V, § 377 : Nous, sans patrie" Nous ne considérons tout simplement pas comme souhaitable que le royaume de la justice et de l'harmonie soit fondé sur Terre (parce que ce serait dans tous les cas le royaume de la médiocratisation). " (traduction GF/Wotling 2007).


Par-delà Bien et Mal, 1886,

I, § 9 : Vous voulez vivre « en accord avec la nature » ? Ô nobles Stoïciens, comme vous vous payez de mots ! Imaginez un être pareil à la nature, prodigue sans mesure, indifférent sans mesure, sans desseins ni égard, sans pitié ni justice, fécond, stérile et incertain tout à la fois, concevez l’indifférence elle-même en tant qu’elle est une puissance, comment pourriez-vous vivre en accord avec cette indifférence ? Vivre n’est-ce pas justement vouloir être autre chose que cette nature ?

VII, § 219 : l’intellectualité supérieure est la quintessence de la justice et de cette bienveillante sévérité qui se sait chargée de maintenir l’ordre des rangs dans le monde, parmi les choses mêmes – et pas seulement parmi les hommes.


La Généalogie de la morale, 1887,

Avant-propos, § 4 : voyez encore ce que j’ai écrit dans Le Voyageur et dans Aurore sur l’origine de la justice comme compromis entre puissances à peu près égales (l’équilibre étant la condition de tout contrat, donc de tout droit).

II, § 8 : la justice [Gerechtigkeit] au premier stade : bonne volonté des hommes à puissance à peu près égale de s’accommoder les uns des autres, de retrouver l’ "entente" par un compromis.
§ 11 : le sentiment réactif est la toute dernière conquête de l’esprit de justice

III, § 14 : Représenter tout au moins la justice, l’amour, la sagesse, la supériorité – voilà l’ambition de ces "inférieurs", de ces malades.



Fragment posthume, 1888,
W II 5, printemps 1888 : [30] : quand le socialiste, avec une belle indignation, réclame "justice", "droit", "droits égaux", il est seulement sous l'effet de sa culture insuffisante, qui ne sait comprendre pourquoi il souffre.


Le Crépuscule des Idoles (1889),
Divagations d’un "inactuel", § 48 : « La doctrine de l’égalité ! Mais c’est qu’il n’y a pas de poison plus toxique : c’est qu’elle semble prêchée par la justice même, alors qu’elle est la fin de toute justice … " Aux égaux, traitement égal, aux inégaux, traitement inégal ", telle serait la vraie devise de la Justice.
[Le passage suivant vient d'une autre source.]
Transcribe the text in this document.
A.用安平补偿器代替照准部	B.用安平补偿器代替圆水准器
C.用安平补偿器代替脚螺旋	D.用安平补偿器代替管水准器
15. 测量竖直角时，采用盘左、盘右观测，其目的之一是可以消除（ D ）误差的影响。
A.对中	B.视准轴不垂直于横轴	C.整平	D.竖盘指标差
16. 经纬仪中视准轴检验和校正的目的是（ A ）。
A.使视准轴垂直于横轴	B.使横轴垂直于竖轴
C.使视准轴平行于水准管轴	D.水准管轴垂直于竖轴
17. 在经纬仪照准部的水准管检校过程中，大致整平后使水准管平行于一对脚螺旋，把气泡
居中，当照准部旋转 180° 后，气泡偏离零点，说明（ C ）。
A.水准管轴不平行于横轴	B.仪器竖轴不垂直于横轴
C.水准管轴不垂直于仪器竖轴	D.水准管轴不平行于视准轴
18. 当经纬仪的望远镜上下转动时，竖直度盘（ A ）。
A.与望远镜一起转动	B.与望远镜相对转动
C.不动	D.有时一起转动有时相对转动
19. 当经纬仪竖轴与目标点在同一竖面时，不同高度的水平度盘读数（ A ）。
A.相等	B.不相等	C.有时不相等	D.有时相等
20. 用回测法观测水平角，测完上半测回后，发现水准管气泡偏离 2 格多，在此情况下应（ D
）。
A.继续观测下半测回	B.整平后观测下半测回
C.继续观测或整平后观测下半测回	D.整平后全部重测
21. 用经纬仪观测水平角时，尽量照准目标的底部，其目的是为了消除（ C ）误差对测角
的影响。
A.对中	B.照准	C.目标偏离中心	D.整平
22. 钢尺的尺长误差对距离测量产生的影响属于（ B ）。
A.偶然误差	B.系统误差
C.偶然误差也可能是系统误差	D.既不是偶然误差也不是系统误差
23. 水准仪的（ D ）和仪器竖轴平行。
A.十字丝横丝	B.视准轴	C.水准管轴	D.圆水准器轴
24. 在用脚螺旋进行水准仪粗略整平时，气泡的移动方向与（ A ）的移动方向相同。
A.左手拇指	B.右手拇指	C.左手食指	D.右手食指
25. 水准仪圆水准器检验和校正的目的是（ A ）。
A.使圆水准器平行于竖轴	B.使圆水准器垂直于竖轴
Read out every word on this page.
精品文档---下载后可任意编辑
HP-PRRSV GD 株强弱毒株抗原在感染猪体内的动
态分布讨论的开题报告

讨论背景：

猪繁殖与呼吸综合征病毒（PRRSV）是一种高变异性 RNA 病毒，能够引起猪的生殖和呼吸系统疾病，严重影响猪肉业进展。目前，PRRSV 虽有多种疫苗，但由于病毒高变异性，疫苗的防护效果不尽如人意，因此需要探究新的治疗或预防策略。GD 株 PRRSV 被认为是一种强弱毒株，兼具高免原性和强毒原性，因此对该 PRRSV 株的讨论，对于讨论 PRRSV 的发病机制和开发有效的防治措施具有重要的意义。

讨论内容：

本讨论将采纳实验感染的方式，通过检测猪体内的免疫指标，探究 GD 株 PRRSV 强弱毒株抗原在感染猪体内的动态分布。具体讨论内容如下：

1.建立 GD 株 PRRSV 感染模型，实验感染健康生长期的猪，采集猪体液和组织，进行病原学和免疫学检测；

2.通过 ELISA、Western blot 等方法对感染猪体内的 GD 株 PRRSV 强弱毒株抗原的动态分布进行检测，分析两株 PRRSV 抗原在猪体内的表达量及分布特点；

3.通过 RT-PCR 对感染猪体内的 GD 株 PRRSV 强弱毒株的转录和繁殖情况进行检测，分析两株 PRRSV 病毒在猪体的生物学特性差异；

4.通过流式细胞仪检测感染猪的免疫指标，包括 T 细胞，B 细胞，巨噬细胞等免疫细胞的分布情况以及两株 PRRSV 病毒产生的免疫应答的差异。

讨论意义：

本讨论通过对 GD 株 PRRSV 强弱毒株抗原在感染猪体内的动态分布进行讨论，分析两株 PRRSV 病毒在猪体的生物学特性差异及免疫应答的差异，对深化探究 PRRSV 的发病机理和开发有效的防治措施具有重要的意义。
Et ce qui en découle : " Ne jamais égaliser ce qui est inégal ". » [Cf Aristote, Les Politiques, livre III, chapitre 9, 1280a]


L’Antéchrist, 1894,
§ 57 : « L’injuste [Unrecht] n’est jamais dans des droits inégaux, il est dans la prétention à des droits "égaux". »


LE TRAVAIL


Fragments posthumes, 1870-1871,

U I 2b, fin 1870 – avril 1871: [16] : Les Hellènes pensent au sujet du travail comme nous au sujet de la procréation. Les deux passent pour honteux, mais ce n’est pas pour cela qu’on en déclarerait les produits honteux.
La "dignité du travail" est un fantasme moderne de la plus sotte espèce. C’est un rêve d’esclaves. […]
Seul le travail accompli par un sujet à la volonté libre a de la dignité. Aussi un véritable travail de civilisation demande-t-il une existence fondée et libre de soucis. À l’inverse : l’esclavage appartient à l’essence d’une civilisation.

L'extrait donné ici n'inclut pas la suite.